Numerous ‘farmscaping' techniques, including creating hedgerows and encouraging ground cover between vine rows have been proposed and implemented to benefit biodiversity, but as monitoring the effects of these techniques requires specialist training to identify species, the impacts of these techniques are not often assessed or understood. The Earthwatch project Sampling Vineyard Ecology and Biodiversity in Bordeaux, based at Château les Vergnes, Gironde, aims to promote farmscaping practices to enhance biodiversity at the regional level in grape growing areas. To achieve this goal, appropriate methods have to be developed to quantify biodiversity in a simple and efficient way that can be used by non-experts. These techniques will empower farmers to be able to measure biodiversity in their vineyards and to assess the efficacy of techniques applied to boost biodiversity on their land.

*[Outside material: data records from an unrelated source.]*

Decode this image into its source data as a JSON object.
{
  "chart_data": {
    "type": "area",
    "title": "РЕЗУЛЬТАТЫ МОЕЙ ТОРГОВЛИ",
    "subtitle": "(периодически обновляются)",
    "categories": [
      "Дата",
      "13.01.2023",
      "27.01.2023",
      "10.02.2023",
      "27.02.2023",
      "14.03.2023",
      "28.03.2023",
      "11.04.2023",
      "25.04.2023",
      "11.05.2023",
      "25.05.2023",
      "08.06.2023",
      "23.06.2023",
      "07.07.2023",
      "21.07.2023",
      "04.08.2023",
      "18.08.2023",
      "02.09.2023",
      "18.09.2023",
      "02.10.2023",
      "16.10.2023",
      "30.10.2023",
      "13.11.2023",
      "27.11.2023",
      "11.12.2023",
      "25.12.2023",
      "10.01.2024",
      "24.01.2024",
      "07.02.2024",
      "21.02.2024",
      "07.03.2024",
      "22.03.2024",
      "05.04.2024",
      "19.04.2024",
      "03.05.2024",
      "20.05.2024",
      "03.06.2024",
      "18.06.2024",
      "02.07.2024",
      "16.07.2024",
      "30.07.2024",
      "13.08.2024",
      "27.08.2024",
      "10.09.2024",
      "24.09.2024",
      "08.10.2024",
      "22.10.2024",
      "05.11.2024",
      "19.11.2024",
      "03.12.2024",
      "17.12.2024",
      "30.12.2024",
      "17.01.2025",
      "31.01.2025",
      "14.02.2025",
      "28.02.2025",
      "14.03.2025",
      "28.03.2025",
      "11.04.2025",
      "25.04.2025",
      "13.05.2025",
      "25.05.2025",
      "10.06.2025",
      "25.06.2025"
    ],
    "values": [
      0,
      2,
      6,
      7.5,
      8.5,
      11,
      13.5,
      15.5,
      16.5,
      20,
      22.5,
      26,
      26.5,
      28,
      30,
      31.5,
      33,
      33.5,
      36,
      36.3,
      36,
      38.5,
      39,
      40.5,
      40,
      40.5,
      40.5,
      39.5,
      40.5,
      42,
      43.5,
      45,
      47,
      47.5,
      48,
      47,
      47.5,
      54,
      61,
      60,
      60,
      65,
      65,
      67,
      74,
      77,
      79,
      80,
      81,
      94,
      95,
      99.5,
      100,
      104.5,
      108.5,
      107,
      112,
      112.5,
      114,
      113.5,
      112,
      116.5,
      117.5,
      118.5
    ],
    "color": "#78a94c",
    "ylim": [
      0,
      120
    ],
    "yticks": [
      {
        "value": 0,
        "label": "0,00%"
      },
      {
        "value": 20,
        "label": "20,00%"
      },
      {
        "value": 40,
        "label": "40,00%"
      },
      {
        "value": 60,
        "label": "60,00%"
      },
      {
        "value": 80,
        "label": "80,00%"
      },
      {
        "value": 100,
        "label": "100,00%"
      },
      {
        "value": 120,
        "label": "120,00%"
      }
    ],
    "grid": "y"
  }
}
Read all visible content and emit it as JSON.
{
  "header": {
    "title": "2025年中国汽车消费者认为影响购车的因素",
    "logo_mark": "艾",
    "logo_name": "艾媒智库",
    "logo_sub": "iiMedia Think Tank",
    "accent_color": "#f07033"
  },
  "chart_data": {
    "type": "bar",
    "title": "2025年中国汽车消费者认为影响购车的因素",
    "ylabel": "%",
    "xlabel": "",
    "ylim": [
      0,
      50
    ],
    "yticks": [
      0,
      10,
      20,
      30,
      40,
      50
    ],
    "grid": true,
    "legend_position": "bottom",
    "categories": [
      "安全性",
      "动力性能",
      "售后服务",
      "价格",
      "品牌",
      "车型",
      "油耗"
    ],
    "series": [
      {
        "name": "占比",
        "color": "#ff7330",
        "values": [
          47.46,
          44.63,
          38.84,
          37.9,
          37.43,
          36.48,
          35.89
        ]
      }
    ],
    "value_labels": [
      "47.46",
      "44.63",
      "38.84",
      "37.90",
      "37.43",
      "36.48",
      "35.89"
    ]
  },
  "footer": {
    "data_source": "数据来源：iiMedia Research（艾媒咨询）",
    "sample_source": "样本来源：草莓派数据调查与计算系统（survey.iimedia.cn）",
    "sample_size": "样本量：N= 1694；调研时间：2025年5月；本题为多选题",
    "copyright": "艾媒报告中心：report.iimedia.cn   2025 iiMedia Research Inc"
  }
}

This is a collaborative project of the Earthwatch Institute, the Bordeaux Agricultural University (ENITA de Bordeaux), Syngenta, the Univitis cooperative Winery and the Hunting Federation of the Gironde (Fédération départementale des chasseurs de la Gironde).
The main goal of the pilot field season in 2007 was achieved: to develop and test the feasibility of simple, fast yet scientifically reliable biodiversity measurements for birds, insects and plants, using non-expert volunteers. Field work included sampling of insects and plants on plots within the vineyard, followed by laboratory identification, as well as bird song identification. In future years, these methods can be applied to a landscape-scale to compare different landscape-types, in order to select farmscaping practices that promote biodiversity, and which can be put forward to farmers. From this spring, the project team is also aiming to establish a farmscaping and management plan for Château les Vergnes, as a demonstration project.
The project has a strong educational message; lead scientist Maarten van Helden says, "The educational aim of this work is to make people aware that ‘biodiversity' is not just focused on nature conservation or endangered species. By observing ‘common' biodiversity in a cultivated area, people start to appreciate the direct environment they are living in and understand that agriculture has a direct impact on biodiversity. Even very simple agro-environmental measurements that are easy to apply at the farm scale can improve biodiversity."
Did you know?
- The history of wine in the Bordeaux region dates back to the first century AD.
- The Bordeaux region produces more than 700 million bottles of wine a year, including some of the most expensive wines in the world.
- In the 12th century, the marriage of Henry Plantagenet and Eleanor d'Aquitaine made the province of Aquitaine English territory. Bordeaux wine was then exported to England and became very popular.